If you feel unwell or if you have concerns about a side-effect, you will need to seek advice. If you feel very ill, get medical help straight away. Contact your prescriber, pharmacist, nurse or call NHS Direct on 0845 46 47.
The decision to use medicines that interact depends on your specific circumstances. Your prescriber may decide to use medicines that interact, if it is believed that the benefits of taking the medicines together outweigh the risks. In such cases, it may be necessary to alter your dose or monitor you more closely.
Tell your prescriber the names of all the medicines that you are taking so that they can consider all possible interactions. This includes all the medicines which have been prescribed by your GP, hospital doctor, dentist, nurse, health visitor, midwife or pharmacist. You must also tell your prescriber about medicines which you have bought over the counter without prescriptions.
Medicines can interact with complementary preparations and vitamins. In general, there is not much information available about interactions between medicines and complementary preparations or vitamins.
Your prescriber can advise whether it is appropriate for you to take combinations that are known to interact. They can also discuss with you the possible effect that the complementary preparations and vitamins may have on your condition.
When taking any medicine you should be aware that it might interfere with your ability to drive or operate machinery safely.
In the case of Remicade:
You should see how this medicine affects you before you judge whether you are safe to drive or operate machinery. If you are in any doubt about whether you should drive or operate machinery, talk to your prescriber.
Most medicines, in some way, can affect the development of a baby in the womb. The effect on the baby differs between medicines and also depends on the stage of pregnancy that you have reached when you take the medicine.
In the case of Remicade:
You should discuss your personal circumstances with your doctor if you are pregnant or want to become pregnant.

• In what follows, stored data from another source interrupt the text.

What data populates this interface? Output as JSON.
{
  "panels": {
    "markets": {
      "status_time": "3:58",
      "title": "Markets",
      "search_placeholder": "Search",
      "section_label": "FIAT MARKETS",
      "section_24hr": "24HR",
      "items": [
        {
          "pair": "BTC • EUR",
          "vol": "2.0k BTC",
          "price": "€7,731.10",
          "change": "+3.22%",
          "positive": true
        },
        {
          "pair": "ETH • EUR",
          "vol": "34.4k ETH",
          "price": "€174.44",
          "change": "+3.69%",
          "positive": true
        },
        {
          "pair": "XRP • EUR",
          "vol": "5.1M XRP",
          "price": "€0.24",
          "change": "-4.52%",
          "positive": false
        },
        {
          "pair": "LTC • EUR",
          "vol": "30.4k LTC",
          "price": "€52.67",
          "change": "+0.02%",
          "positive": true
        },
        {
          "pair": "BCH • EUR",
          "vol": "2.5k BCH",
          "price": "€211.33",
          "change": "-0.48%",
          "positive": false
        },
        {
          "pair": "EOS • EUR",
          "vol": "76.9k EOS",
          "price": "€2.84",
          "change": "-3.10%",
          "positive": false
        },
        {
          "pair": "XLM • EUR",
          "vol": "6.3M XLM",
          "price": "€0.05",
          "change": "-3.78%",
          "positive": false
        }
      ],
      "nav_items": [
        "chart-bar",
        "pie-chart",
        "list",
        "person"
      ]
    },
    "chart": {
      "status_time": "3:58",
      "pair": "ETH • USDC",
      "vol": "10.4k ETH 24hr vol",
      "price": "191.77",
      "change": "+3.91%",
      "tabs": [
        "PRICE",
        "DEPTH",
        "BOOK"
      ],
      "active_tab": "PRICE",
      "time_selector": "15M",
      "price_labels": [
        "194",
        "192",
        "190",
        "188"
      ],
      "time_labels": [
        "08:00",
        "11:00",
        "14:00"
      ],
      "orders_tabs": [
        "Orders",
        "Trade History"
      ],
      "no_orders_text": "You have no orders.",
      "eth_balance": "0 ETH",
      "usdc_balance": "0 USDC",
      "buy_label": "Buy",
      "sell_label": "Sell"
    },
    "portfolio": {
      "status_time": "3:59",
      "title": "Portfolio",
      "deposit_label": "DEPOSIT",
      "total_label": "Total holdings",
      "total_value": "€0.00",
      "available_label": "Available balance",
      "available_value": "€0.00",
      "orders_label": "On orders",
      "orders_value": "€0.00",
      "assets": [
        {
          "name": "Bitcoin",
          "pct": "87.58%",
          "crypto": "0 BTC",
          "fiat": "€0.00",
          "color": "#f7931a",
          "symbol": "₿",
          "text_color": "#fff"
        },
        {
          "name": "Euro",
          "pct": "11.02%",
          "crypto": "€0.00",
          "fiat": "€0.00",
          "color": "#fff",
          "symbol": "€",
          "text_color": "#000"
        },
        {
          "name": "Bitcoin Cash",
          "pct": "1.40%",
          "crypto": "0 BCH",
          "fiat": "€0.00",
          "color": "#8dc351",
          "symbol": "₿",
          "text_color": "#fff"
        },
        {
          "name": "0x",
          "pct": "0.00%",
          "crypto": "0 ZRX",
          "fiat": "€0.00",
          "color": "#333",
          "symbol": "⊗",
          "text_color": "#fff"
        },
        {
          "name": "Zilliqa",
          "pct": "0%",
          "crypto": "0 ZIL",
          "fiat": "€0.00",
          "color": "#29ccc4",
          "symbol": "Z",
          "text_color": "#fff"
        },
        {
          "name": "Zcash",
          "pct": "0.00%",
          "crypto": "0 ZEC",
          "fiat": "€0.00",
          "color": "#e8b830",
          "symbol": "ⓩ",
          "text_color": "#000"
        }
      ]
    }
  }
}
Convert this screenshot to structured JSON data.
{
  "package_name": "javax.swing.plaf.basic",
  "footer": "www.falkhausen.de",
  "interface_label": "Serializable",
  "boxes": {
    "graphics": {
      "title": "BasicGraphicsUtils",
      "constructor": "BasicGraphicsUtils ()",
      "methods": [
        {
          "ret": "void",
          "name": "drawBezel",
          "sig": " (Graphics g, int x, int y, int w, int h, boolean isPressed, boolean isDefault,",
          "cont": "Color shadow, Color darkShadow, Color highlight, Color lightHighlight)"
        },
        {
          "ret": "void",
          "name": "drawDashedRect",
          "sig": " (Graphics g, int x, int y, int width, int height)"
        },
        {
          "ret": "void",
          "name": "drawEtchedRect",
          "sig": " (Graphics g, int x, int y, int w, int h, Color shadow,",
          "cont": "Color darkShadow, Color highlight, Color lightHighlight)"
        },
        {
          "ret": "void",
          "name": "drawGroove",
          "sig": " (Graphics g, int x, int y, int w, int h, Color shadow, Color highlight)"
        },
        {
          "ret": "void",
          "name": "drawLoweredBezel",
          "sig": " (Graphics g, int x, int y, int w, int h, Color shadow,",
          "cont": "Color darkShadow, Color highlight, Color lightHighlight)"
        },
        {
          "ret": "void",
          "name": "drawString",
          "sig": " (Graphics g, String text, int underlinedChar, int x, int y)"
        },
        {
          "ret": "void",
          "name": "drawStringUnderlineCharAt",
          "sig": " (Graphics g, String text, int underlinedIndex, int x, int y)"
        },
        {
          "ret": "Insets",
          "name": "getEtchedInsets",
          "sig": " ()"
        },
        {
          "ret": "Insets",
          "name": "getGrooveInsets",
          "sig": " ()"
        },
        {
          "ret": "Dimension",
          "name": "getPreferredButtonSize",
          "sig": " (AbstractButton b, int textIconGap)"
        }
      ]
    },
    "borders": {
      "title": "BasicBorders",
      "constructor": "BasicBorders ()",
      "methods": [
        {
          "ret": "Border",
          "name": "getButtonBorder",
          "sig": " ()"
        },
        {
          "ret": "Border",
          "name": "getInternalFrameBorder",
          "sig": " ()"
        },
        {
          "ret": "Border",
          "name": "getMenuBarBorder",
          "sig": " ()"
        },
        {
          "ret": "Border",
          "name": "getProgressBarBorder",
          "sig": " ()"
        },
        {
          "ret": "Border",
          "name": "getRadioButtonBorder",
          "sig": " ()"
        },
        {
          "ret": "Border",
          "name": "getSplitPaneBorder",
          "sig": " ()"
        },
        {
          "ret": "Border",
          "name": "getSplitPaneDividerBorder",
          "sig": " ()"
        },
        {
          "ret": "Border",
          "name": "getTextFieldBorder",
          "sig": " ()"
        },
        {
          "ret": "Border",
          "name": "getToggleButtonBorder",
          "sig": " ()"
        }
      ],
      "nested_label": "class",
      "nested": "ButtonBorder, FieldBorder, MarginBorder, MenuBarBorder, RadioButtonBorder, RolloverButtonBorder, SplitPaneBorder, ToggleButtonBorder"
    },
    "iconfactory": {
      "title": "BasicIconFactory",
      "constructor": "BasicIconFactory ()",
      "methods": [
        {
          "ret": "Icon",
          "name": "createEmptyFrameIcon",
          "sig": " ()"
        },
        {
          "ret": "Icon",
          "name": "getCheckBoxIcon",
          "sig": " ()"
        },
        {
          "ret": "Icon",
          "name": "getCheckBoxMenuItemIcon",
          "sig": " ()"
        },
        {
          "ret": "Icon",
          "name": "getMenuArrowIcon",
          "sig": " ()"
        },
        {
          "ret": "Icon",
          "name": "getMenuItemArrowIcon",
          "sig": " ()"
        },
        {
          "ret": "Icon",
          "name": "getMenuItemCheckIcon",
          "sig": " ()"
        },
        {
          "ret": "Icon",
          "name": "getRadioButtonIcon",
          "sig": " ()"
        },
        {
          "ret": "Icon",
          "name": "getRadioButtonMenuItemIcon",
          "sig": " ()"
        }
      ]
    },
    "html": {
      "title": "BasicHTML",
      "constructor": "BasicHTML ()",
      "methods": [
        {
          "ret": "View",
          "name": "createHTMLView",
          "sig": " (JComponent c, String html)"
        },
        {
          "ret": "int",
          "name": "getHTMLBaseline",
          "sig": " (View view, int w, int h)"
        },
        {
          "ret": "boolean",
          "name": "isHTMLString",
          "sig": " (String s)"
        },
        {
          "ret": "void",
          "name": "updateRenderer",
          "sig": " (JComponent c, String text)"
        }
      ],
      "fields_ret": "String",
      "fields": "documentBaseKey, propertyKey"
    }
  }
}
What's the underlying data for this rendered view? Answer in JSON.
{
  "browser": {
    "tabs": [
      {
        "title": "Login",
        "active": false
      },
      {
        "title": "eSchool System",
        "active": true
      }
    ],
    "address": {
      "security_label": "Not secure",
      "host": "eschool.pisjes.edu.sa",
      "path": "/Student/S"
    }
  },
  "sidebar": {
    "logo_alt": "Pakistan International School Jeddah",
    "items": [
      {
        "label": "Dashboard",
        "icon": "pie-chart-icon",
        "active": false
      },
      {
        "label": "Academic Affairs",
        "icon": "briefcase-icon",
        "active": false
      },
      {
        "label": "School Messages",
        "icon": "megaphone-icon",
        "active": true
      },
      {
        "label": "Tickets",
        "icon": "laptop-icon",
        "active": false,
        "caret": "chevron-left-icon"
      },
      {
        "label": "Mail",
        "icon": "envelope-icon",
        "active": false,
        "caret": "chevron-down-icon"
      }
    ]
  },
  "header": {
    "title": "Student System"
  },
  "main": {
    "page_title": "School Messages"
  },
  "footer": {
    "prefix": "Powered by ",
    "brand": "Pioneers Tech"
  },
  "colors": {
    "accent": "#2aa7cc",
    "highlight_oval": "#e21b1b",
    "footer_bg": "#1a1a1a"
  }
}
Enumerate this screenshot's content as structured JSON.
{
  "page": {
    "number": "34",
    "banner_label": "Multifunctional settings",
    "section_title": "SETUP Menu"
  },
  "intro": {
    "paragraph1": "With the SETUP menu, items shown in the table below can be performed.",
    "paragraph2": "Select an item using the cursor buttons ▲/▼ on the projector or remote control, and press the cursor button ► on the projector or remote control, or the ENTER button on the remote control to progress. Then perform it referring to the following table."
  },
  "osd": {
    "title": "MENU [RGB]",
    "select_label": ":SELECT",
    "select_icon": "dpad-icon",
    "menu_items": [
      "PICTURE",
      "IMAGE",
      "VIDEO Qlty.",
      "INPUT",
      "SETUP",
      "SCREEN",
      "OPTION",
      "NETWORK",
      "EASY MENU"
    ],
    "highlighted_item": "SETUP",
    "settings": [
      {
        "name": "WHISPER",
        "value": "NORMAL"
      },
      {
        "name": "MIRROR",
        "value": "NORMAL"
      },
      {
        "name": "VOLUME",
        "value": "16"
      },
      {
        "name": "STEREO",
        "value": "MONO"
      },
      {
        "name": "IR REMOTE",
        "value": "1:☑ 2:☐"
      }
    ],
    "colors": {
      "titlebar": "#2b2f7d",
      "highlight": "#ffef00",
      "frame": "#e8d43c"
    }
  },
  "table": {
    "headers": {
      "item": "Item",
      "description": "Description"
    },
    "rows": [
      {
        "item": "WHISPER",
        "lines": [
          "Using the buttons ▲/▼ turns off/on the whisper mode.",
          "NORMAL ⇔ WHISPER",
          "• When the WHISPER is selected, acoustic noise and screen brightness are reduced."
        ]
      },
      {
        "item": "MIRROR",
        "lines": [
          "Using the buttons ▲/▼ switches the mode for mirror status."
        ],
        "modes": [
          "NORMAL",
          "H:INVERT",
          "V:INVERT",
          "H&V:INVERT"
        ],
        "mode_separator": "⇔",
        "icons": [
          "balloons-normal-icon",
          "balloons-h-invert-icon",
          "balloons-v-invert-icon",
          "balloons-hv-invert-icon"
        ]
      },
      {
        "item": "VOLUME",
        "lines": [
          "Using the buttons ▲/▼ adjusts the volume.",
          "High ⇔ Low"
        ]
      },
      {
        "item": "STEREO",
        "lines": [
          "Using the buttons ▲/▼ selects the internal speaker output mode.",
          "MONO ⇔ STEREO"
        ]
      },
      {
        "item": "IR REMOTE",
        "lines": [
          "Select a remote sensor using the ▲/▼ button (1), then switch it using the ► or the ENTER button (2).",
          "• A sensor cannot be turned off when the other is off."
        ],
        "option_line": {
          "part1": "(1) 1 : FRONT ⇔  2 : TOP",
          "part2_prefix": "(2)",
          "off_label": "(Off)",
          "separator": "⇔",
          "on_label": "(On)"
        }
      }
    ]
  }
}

This is so that together you can make a decision about what treatment you may need during your pregnancy.
You should discuss whether there are any other medicines which you could take during pregnancy which would treat your condition.
Certain medicines can pass into breast milk and may reach your baby through breast-feeding.
In the case of Remicade:
Before you have your baby you should discuss breast-feeding with your doctor or midwife. They will help you decide what is best for you and your baby based on the benefits and risks associated with this medicine. If you wish to breast-feed you should discuss with your prescriber whether there are any other medicines you could take which would also allow you to breast-feed. You should not stop this medicine without taking advice from your doctor.
Medicines contain active ingredients. They may also contain other, additional ingredients that help ensure the stability, safety and effectiveness of the medicine. Some may be used to prolong the life of the medicine.
If you are not able to take any of the ingredients in your medicine, talk to your prescriber or pharmacist to see if they can suggest an alternative medicine. If you have reacted badly to Remicade before, do not have Remicade. Talk to your prescriber, pharmacist or nurse as soon as possible.